Address is correct at vfio conf:

[~]% cat /etc/modprobe.d/vfio.conf
options vfio-pci ids=10de:13c2,10de:0fbb

I can't blacklist nvidia driver, because my other card is Nvidia too.

I'm running Ubuntu 17.04 with 4.10.0-26-generic, NVidia driver is the newest 375.66. Any suggestions what to do?

I think problem is that nvidia driver is loaded too early. I have tried several tricks to load driver at later stage with no luck. For example blacklisted it at /etc/modprobe/blacklist and tried load it at /etc/initramfs-tools/modules.

I think udev rule which loads vfio stuff before nvidia might do the trick. Tried this, but didn't work. Found udev rules pretty hard to understand. Tried this but it didn't help. :frowning: Anyone knows how to write udev rule?

[~]% cat /etc/udev/rules.d/50-vfio.rules
SUBSYSTEM=="vfio", ACTION=="add", RUN+="/sbin/modprobe vfio"
SUBSYSTEM=="vfio", ACTION=="add", RUN+="/sbin/modprobe vfio_iommu_type1"
SUBSYSTEM=="vfio", ACTION=="add", RUN+="/sbin/modprobe vfio_pci"
SUBSYSTEM=="vfio", ACTION=="add", RUN+="/sbin/modprobe vfio_virqfd"


Add vfio-pci.ids=10de:13c0,10de:0fbb to the line GRUB_CMDLINE_LINUX_DEFAULT="quiet intel_iommu=on.

So it looks like:
GRUB_CMDLINE_LINUX_DEFAULT="quiet intel_iommu=on vfio-pci.ids=10de:13c0,10de:0fbb"


Don't bother with the ACS patch anymore, it has been added to the kernel upstream and is no longer required.


When was it added upstream? I just compiled 4.9.30, and I needed to apply the patch to split my IOMMU groups. I used the patch from here:, and I had to skip one piece of the patch. All of my groups are separate now with the patch.


What about passing through the Intel HD 4000 that's onboard the Core i7 chip? Reading the posts below, it appears I don't even need to apply the ACS patch with newer kernels, although I went ahead and patched my 4.9 Debian Stretch kernel with it anyway.

Since much of my readings suggested passing through HD 4000 was an exercise in pain and suffering, I can't say that I've even attempted to summit this peak via that face of the mountain :slight_smile:


Even though the GPU is not in its own IOMMU group it will still work.
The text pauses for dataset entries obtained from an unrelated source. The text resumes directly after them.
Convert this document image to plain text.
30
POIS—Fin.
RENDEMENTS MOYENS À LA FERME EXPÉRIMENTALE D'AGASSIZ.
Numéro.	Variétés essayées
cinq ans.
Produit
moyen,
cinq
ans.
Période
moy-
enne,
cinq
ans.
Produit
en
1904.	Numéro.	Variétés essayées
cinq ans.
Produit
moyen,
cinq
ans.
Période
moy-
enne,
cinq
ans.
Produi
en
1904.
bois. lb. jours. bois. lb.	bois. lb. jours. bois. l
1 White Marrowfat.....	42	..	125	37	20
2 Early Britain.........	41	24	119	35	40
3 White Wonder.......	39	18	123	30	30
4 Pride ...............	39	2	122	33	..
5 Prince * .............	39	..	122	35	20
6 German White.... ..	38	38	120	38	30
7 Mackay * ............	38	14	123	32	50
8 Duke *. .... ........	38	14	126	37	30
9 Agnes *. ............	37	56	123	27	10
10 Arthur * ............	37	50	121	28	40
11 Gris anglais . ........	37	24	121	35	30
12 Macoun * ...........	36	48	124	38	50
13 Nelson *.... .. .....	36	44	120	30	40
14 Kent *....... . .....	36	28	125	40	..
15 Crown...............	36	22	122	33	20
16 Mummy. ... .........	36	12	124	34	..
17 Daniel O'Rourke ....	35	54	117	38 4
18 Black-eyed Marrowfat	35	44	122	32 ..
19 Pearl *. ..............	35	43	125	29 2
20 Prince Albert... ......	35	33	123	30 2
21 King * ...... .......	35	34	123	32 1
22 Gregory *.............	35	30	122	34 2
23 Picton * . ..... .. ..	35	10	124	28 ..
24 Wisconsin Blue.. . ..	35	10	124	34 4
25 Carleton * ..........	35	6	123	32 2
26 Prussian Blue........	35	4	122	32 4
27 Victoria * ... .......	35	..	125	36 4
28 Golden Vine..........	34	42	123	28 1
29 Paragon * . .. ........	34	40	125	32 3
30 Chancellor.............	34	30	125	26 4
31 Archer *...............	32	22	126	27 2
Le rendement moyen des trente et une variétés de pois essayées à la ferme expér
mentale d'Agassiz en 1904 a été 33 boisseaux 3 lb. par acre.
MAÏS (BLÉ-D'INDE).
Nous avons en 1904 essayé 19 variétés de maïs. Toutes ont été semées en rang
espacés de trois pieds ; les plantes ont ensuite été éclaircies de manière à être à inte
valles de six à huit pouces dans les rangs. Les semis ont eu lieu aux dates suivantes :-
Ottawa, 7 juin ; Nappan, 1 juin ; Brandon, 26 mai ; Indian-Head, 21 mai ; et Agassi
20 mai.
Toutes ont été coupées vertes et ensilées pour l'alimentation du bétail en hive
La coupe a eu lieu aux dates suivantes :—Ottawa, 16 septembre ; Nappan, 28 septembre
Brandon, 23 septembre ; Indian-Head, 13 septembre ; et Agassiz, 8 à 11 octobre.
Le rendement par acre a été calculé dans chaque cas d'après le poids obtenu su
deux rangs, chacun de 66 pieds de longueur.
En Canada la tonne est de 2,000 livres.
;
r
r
Just follow the rest of the steps, using UEFI for the VM's bios type and it should work just fine.


Not possible as of yet. The iGPU is so heavily integrated with the CPU in more than just PCIe, as of now it isn't possible.
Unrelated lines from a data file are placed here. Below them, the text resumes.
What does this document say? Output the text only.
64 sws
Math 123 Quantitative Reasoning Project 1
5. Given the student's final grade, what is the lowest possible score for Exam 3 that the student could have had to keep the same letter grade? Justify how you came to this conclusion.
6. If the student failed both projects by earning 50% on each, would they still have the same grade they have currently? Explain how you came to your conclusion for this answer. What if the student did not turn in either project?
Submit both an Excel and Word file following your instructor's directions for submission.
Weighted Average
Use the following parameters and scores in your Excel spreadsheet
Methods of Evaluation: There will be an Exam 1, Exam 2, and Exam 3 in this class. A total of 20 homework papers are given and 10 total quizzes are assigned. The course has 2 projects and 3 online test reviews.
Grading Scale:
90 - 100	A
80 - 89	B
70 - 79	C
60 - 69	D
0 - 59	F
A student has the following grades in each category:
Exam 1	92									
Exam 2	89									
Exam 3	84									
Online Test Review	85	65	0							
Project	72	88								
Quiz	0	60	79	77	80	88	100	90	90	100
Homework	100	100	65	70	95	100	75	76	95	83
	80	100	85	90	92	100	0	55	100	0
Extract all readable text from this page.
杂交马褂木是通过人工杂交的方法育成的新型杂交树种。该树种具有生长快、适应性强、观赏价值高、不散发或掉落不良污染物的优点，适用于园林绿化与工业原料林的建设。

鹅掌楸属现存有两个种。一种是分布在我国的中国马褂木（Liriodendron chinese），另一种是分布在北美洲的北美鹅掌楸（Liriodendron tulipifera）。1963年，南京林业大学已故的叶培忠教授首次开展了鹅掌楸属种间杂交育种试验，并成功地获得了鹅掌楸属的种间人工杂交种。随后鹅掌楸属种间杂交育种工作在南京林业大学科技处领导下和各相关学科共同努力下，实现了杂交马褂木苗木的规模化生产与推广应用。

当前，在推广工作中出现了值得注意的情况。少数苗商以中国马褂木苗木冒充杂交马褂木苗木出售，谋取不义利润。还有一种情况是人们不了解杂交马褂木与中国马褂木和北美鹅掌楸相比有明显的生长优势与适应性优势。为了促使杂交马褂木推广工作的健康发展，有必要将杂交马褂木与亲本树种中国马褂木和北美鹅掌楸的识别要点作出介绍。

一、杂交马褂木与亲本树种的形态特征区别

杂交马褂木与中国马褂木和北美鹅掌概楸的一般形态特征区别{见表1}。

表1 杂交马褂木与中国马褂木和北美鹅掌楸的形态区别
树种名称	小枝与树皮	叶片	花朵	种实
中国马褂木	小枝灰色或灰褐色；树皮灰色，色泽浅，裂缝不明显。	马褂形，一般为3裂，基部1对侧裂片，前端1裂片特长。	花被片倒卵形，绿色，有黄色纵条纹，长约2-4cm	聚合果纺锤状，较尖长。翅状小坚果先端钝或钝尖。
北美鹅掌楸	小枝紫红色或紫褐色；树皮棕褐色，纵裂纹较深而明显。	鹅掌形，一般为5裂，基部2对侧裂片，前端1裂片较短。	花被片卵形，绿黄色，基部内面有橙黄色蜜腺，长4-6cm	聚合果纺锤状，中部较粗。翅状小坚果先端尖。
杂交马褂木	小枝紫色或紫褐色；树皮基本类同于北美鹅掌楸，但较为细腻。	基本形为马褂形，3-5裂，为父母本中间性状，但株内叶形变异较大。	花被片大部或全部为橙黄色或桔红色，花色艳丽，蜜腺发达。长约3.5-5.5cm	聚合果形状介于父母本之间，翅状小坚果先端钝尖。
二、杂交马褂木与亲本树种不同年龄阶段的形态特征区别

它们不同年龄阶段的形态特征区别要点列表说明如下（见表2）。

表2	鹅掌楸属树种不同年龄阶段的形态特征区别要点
I pass through my GPU, a PCINIC, and a USB 3 card. Without the patch I couldn't pass through my USB card, and it would say that it was an invalid group, just like with older versions of kernel 4.9. I wonder if it depends on hardware or something.


Ah yes, without the ACS patch the PCIe device has to be UEFI compatible.


That makes sense. I am using OVMF, but I'm not sure if all of the cards are uefi compatable.